City Updates Traffic Calming Program

Changes Includes Bigger Role For City Council

Posted: November 17, 2012

A driver goes over a speed hump on East Bruce Street, Wednesday afternoon. The humps are one of a number of tools used in the city’s traffic calming program. (Photo by Nikki Fox / DN-R)

HARRISONBURG — City officials have revised a plan for neighborhoods that want to solve issues of speeding and cut-through traffic.

The Harrisonburg City Council this week adopted an updated neighborhood traffic calming program guide, applauding it for being more user-friendly. The city started the program in 2001 to address problems of drivers speeding or cutting through residential areas.

Five neighborhoods, including Old Town, have enrolled in it, said Sgt. R.D. Knott of the Harrisonburg Police Department.

The police and public works departments run the program, while the Harrisonburg Transportation Safety and Advisory Commission recommends improvements.

Council appoints members to the commission.

Residents petition the city to enroll in the program, which can ultimately lead to solutions such as raised crosswalks, speed humps or sidewalk construction. In Old Town, for example, city crews raised the intersection at Franklin and Ott streets and added a speed hump on Bruce Street between Ott and Myers Avenue in 2011.

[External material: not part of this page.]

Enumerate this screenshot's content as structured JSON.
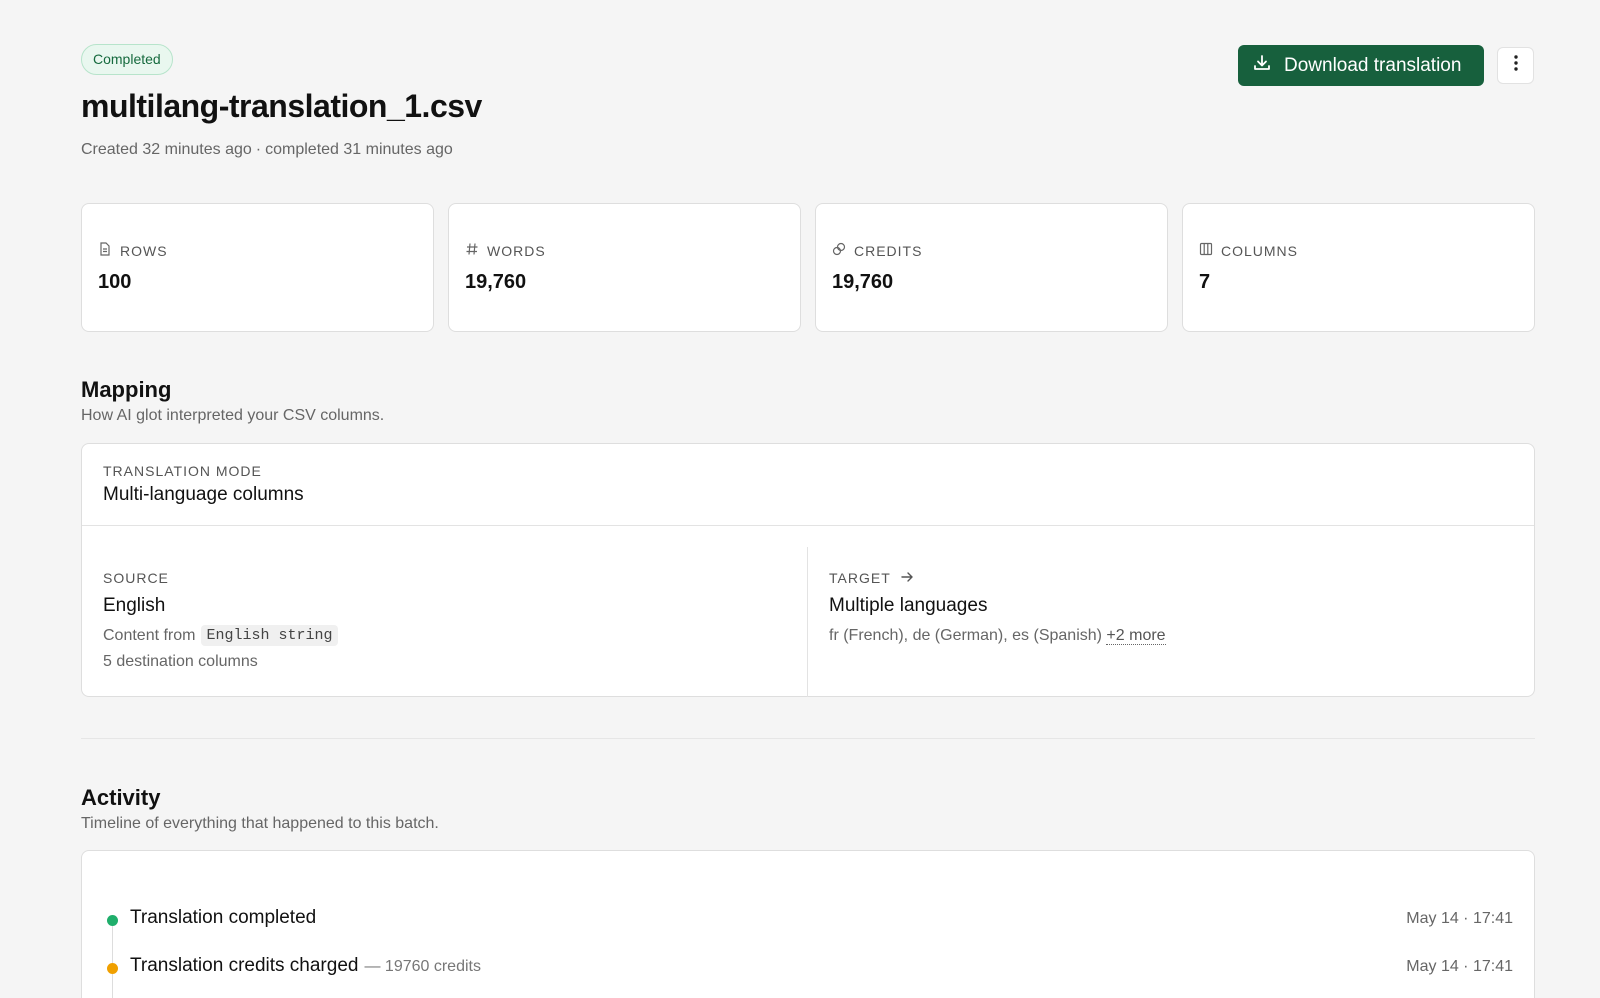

Seventy-five percent of residents within a neighborhood must agree that speed and traffic problems exist before enrollment.

Public Works Planner Thanh Dang said Wednesday that the revamped guide is easier to read, including a flow chart that walks residents through each step — more than 20 exist — of the process. One change mandates that a formal request for a traffic count and speed study must go to council before enrolling in the program.

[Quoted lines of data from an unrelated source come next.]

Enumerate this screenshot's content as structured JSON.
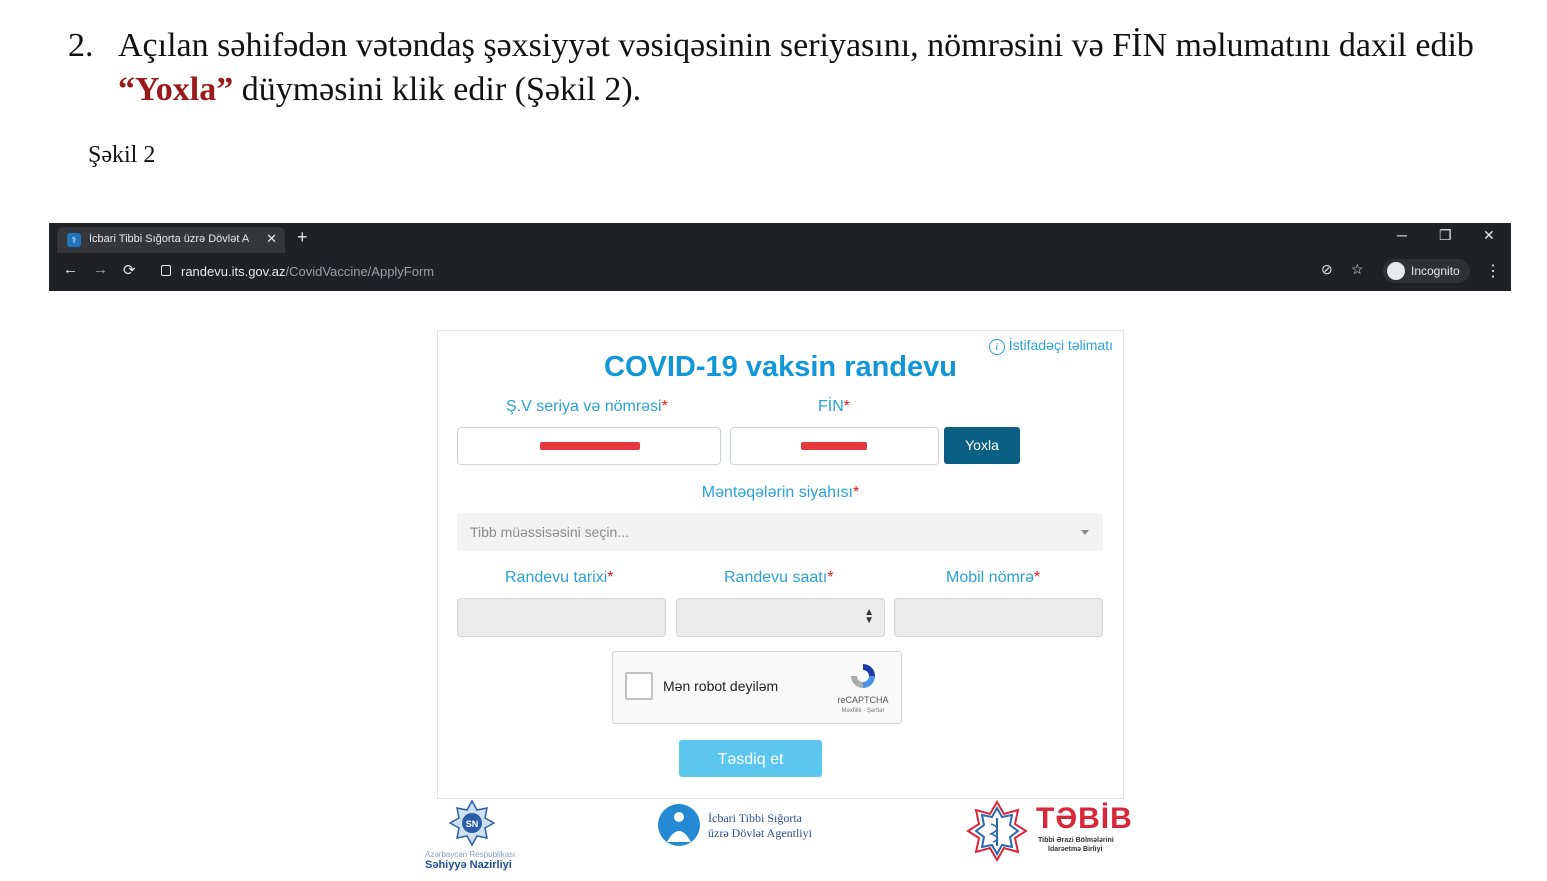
{
  "document": {
    "step_number": "2.",
    "step_before": "Açılan səhifədən vətəndaş şəxsiyyət vəsiqəsinin seriyasını, nömrəsini və FİN məlumatını daxil edib ",
    "step_highlight": "“Yoxla”",
    "step_after": " düyməsini klik edir (Şəkil 2).",
    "caption": "Şəkil 2"
  },
  "browser": {
    "tab_title": "İcbari Tibbi Sığorta üzrə Dövlət A",
    "url_host": "randevu.its.gov.az",
    "url_path": "/CovidVaccine/ApplyForm",
    "incognito_label": "Incognito",
    "new_tab_glyph": "+",
    "close_glyph": "✕"
  },
  "form": {
    "help_link": "İstifadəçi təlimatı",
    "title": "COVID-19 vaksin randevu",
    "id_label": "Ş.V seriya və nömrəsi",
    "fin_label": "FİN",
    "required_mark": "*",
    "check_button": "Yoxla",
    "centers_label": "Məntəqələrin siyahısı",
    "centers_placeholder": "Tibb müəssisəsini seçin...",
    "date_label": "Randevu tarixi",
    "time_label": "Randevu saatı",
    "phone_label": "Mobil nömrə",
    "recaptcha_label": "Mən robot deyiləm",
    "recaptcha_brand": "reCAPTCHA",
    "recaptcha_terms": "Məxfilik - Şərtlər",
    "submit_button": "Təsdiq et"
  },
  "footer": {
    "sn_badge": "SN",
    "sn_subtitle": "Azərbaycan Respublikası",
    "sn_name": "Səhiyyə Nazirliyi",
    "its_line1": "İcbari Tibbi Sığorta",
    "its_line2": "üzrə Dövlət Agentliyi",
    "tabib_name": "TƏBİB",
    "tabib_sub1": "Tibbi Ərazi Bölmələrini",
    "tabib_sub2": "İdarəetmə Birliyi"
  },
  "colors": {
    "title_blue": "#1196d8",
    "label_blue": "#2aa2d8",
    "check_button": "#0b5f82",
    "submit_button": "#5bc6ee",
    "highlight_red": "#9a1a1a"
  }
}
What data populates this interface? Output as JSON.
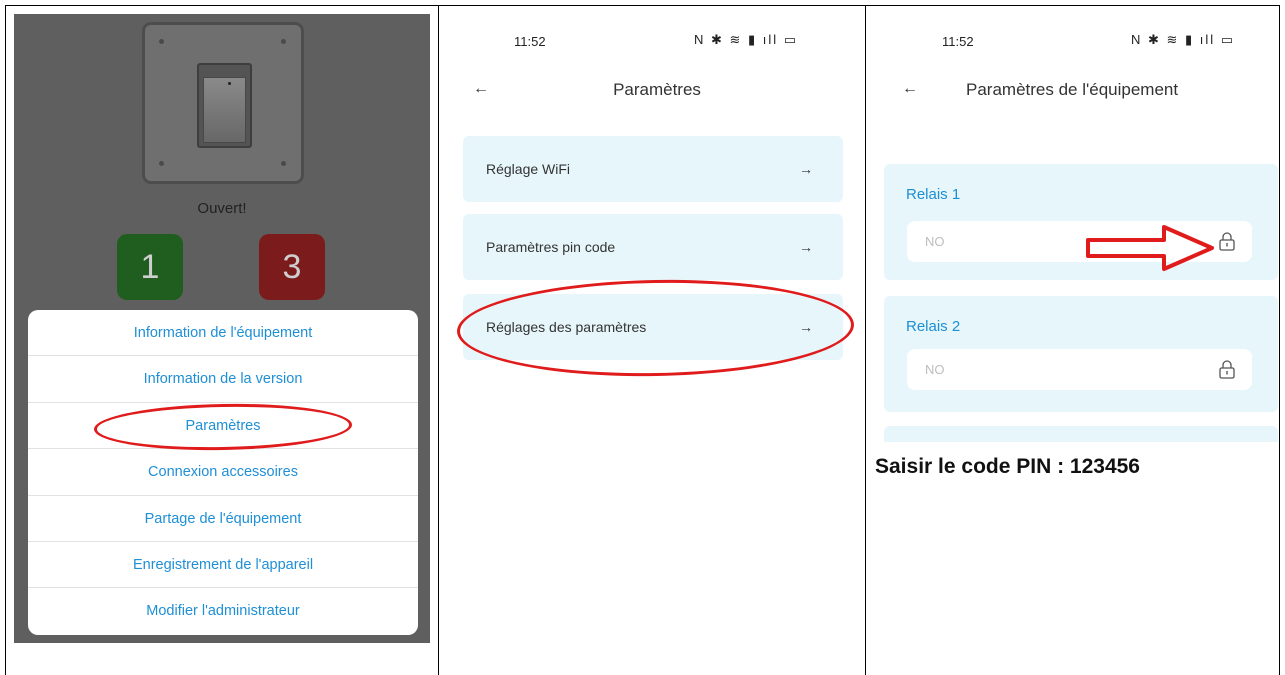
{
  "panel1": {
    "status_text": "Ouvert!",
    "relay_buttons": [
      "1",
      "3"
    ],
    "menu_items": [
      "Information de l'équipement",
      "Information de la version",
      "Paramètres",
      "Connexion accessoires",
      "Partage de l'équipement",
      "Enregistrement de l'appareil",
      "Modifier l'administrateur"
    ],
    "highlighted_item": "Paramètres"
  },
  "panel2": {
    "time": "11:52",
    "status_icons": "N ✱ ≋ ▮ ıll ▭",
    "back_icon": "←",
    "title": "Paramètres",
    "items": [
      {
        "label": "Réglage WiFi",
        "arrow": "→"
      },
      {
        "label": "Paramètres pin code",
        "arrow": "→"
      },
      {
        "label": "Réglages des paramètres",
        "arrow": "→"
      }
    ],
    "highlighted_item": "Réglages des paramètres"
  },
  "panel3": {
    "time": "11:52",
    "status_icons": "N ✱ ≋ ▮ ıll ▭",
    "back_icon": "←",
    "title": "Paramètres de l'équipement",
    "relays": [
      {
        "title": "Relais 1",
        "value": "NO"
      },
      {
        "title": "Relais 2",
        "value": "NO"
      }
    ],
    "pin_note": "Saisir le code PIN : 123456"
  },
  "colors": {
    "accent_blue": "#1f8fd6",
    "card_bg": "#e7f6fb",
    "annotation_red": "#e01b1b"
  }
}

Council members usually are involved in the beginning, Dang added, but the program has never required a formal appeal.

One addition is a “graduation” component. Neighborhoods that see decreases in speeders and traffic will now formally be recognized as finished with the process, Dang said.

“It’s an opportunity to celebrate,” she said.

Dang added that neighborhoods could always re-enroll if new problems surface.

Mayor Richard Baugh, among other council members, said the new guide will be a helpful tool for residents because it better explains the program’s purpose and how it works.It can be viewed through www.harrisonburgva.gov.